Example 1: This relationship is illustrated with a 2,200-horsepower supercharged drag racing engine that runs a 6.2 second elapsed time at 100-percent air density.
- horsepower correction for 95-percent air density = 0.97
- corrected horsepower = 2,200 x 0.97 = 2,134
To recover that 66 horsepower in 95-percent air density, increase the blower overdrive 6-percent to maintain the 6.2 second elapsed time drag race dial-in.
Example 2: Horsepower correction illustrated with a 4,000-horsepower engine running with racetrack traction limitations.
- horsepower max to hook up rear tire = 3,800 (observed & calculated from racer database records)
- horsepower = 4,000 at 100-percent air density (observed & calculated from previous run records or dyno test)
- the horsepower correction for 95-percent air density = 0.97
- corrected horsepower = 4,000 x 0.97 = 3,880
That is above the upper limit of 3,800 HP. Since the rear tires can only hook up at 3,800 horsepower, the rear tires are going to spin or shake at the above conditions. A 3-percent blower overdrive reduction reduces the horsepower to 3,800. For nitro fuel, a 2-percent reduction of nitro mixture ratio is an alternative to get back to 3,800 horsepower with the original baseline blower speed. When done ahead of time, these determinations are better than a trial-and-error attempt.

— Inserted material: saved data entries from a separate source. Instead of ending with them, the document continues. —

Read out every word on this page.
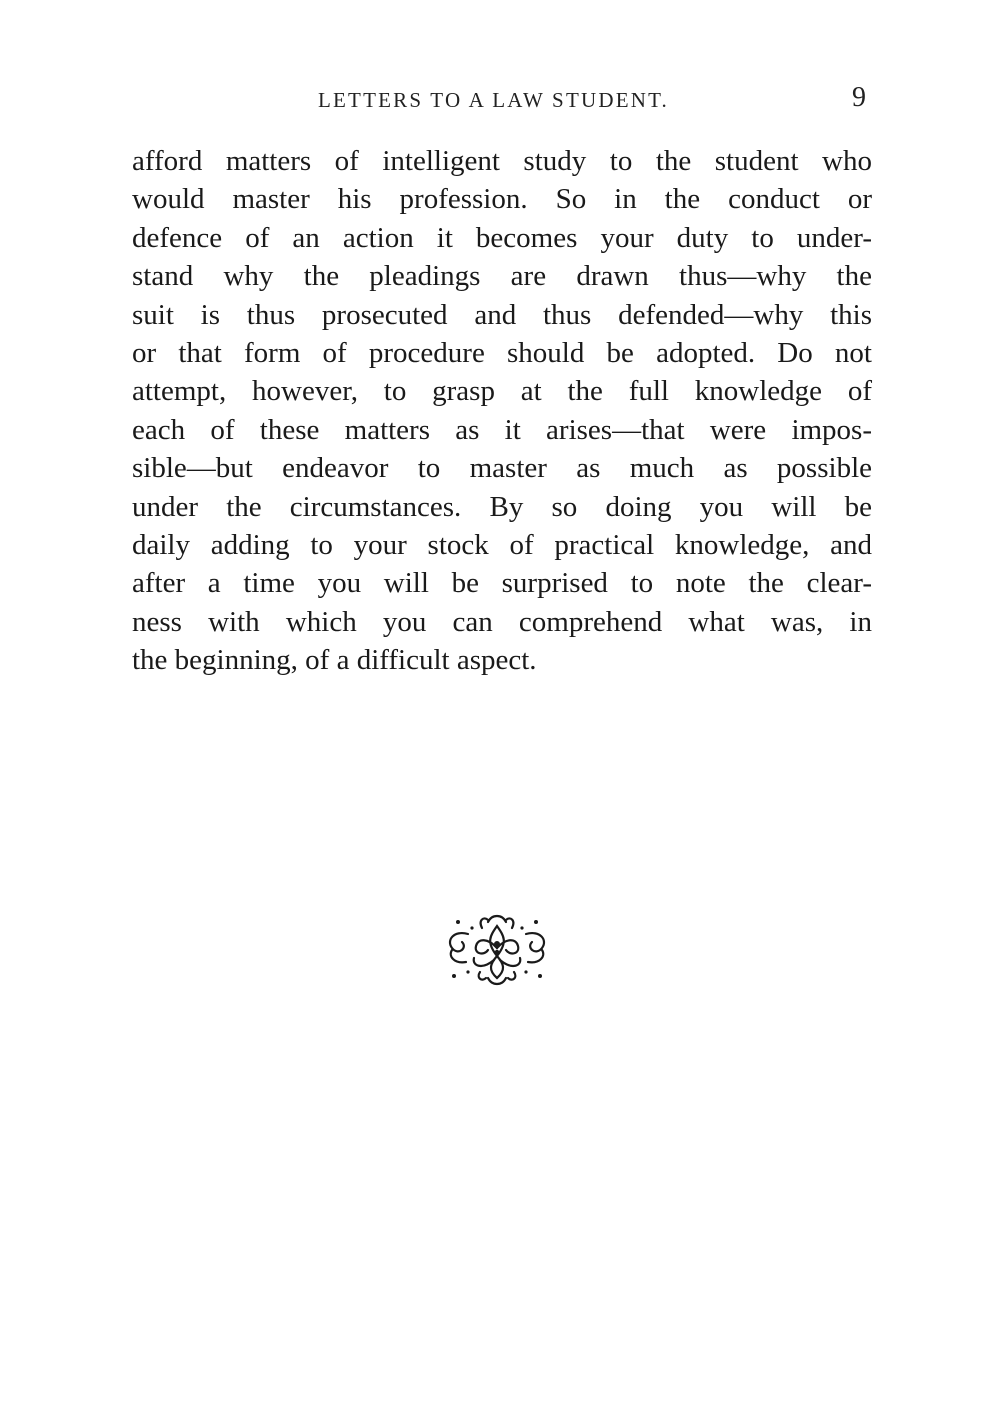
LETTERS TO A LAW STUDENT.	9
afford matters of intelligent study to the student who
would master his profession. So in the conduct or
defence of an action it becomes your duty to under-
stand why the pleadings are drawn thus—why the
suit is thus prosecuted and thus defended—why this
or that form of procedure should be adopted. Do not
attempt, however, to grasp at the full knowledge of
each of these matters as it arises—that were impos-
sible—but endeavor to master as much as possible
under the circumstances. By so doing you will be
daily adding to your stock of practical knowledge, and
after a time you will be surprised to note the clear-
ness with which you can comprehend what was, in
the beginning, of a difficult aspect.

These calculations provide good power management information. Consider that one racetrack condition can only hook up 3,600 horsepower and another can hook up 3,900 horsepower as determined from prior outings. The former would do well at a 6-percent nitro reduction or a 10-percent blower overdrive reduction for this air density example. The latter would do well maintaining the original baseline overdrive and nitro percentage for this 95-percent air density example, bringing the horsepower down to 3,880, just under the 3,900 capacity. Horsepower correction can help to chase the racetrack variable in preparation for the first qualifying run of the next outing.
Knowing how changing environments will affect your engine’s performance can mean the difference between a winning outcome and an unexpected failure. Tracking the air density and knowing your engine make the prediction of horsepower fluctuations easier and less surprising.
While mathematically tracking horsepower fluctuations can provide very precise numbers, knowing how changing environments affect your engine setup is useful when preparing for a run. With proper horsepower corrections, the racecar will be ready right out of the trailer.